In fact, you can even make proper cues for work using a simple trick with a lamp.

Here’s the trick: Only turn the lamp on during work.

Every time you work after turning on the lamp, a signal is sent to your brain: “I always work after turning the lamp on”.

6. You’re not present in the moment; Lots of “mind clutter”

I’ve read somewhere, I think it’s from Getting Things Done by David Allen, that our brain is made for having ideas, not holding ideas.

Come to think of it, if your brain’s resources are spent elsewhere, you lose some percentage of its power that you can use to actually concentrate on the task at hand.

To mitigate this problem, you can do two things: externalization and meditation.

Externalization simply means putting everything you think about in one capture system, be it your smartphone, a piece of paper, or a notebook. As long as you externalize your thoughts in the moment, you’ll free up some space there in your head.

One method I’ve found extremely helpful is to have a “Distraction List” where you write your distracting thoughts at the moment. I do this to cultivate focus when I’m already doing a Pomodoro Session.

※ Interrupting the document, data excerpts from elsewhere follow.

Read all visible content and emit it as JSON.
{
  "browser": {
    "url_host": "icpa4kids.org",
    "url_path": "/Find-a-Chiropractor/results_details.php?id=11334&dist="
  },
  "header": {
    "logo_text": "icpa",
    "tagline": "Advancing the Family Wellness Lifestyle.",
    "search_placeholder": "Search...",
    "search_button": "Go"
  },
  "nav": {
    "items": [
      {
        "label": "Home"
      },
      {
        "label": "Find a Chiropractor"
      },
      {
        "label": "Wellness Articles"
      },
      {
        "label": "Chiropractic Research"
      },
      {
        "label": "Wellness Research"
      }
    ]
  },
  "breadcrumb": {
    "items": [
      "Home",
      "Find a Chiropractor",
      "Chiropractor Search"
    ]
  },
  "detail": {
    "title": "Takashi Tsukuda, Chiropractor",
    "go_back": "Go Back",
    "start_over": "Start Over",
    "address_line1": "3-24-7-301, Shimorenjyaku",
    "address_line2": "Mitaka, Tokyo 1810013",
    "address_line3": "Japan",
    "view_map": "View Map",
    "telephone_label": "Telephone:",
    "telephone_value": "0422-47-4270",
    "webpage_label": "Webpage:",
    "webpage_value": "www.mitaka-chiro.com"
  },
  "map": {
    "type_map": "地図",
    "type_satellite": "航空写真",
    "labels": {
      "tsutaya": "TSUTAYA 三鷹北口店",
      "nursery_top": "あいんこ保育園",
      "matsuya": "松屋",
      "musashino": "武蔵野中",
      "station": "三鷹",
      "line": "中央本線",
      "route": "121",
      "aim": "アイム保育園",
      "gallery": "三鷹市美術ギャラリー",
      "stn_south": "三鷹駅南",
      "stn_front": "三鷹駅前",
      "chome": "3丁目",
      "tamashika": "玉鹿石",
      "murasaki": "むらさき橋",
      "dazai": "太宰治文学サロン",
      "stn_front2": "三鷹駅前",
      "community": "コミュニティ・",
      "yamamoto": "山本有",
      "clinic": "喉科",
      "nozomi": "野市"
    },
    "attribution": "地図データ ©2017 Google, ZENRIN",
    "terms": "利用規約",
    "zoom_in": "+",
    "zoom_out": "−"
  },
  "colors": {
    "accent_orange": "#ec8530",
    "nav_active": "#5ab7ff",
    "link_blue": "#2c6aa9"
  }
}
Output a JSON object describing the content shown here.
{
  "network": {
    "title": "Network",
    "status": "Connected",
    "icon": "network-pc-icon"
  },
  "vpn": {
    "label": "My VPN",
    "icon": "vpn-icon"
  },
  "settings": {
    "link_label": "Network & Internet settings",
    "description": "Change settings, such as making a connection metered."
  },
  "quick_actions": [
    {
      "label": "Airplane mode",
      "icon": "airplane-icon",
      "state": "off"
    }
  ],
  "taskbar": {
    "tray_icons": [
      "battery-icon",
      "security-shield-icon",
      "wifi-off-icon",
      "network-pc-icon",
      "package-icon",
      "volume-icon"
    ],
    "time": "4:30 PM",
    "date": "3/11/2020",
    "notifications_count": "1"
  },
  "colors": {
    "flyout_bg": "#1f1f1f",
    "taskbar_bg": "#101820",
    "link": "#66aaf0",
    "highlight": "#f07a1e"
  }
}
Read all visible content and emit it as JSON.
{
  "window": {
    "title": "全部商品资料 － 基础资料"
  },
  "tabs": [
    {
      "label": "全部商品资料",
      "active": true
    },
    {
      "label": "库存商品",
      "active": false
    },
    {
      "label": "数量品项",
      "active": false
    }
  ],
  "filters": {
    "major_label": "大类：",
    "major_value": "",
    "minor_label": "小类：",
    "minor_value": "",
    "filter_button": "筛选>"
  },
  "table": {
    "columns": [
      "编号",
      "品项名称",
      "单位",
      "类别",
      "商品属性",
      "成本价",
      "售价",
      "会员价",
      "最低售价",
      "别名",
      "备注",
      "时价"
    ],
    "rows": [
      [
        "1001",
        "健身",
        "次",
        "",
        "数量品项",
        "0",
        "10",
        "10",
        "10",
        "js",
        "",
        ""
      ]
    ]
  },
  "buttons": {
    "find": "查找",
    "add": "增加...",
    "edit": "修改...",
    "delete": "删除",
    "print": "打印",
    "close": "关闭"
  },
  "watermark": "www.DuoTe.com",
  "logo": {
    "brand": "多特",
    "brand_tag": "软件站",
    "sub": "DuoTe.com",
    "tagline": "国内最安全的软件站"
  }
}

Related: Does the Pomodoro Technique Work?

Another thing is to meditate regularly. How do you meditate? Do nothing. Focus on your breath. You’ll be surprised how hard it is to just focus on your breath for just 5 minutes.

Meditation trains your brain to become more present in the moment, and trains you to be the “observer” of your own thoughts. You’ll gain the ability to “catch” yourself thinking of things other than what you’re doing.

Perhaps it’s because of our lowering attention span, but that’s another topic altogether.

7. You’re suffering from Attention Residue

Photo from Project Horizon

Multitasking is a myth. In fact, only 2% of people can legitimately multitask.

For the general population, switching your attention from one thing to another creates more harm than good due to a thing called Attention Residue.

You might think that you can actively channel your focus from one task to another after finishing the other—but that’s entirely false. Our brain still gives the last thing you focused on a little bit of attention, and it saps brainpower that you’re supposed to use to finish your valuable task.

What causes Attention Residue is checking messages, email, social media, or even chatting with others from time to time during your work.

Another reason is that your work area is just filled with unnecessary bullshit. (Seriously, do me a favor and clean up your mess)

In the book, Deep Work, professor Cal Newport states that when you work alongside these distractions, you are producing Shallow Work—a form of work that not only takes a lot of time but also has lesser value.

In short, work on one task at a time. As author George McKeown says in his book, Essentialism: The Disciplined Pursuit of Less, “An essentialist can do anything, but not everything”

Bottom Line

If you can’t concentrate on work or studying, it’s a good idea to invest some time into managing your plans, energy, and attention levels.

It will go a long way into boosting your productivity now, and in the days ahead.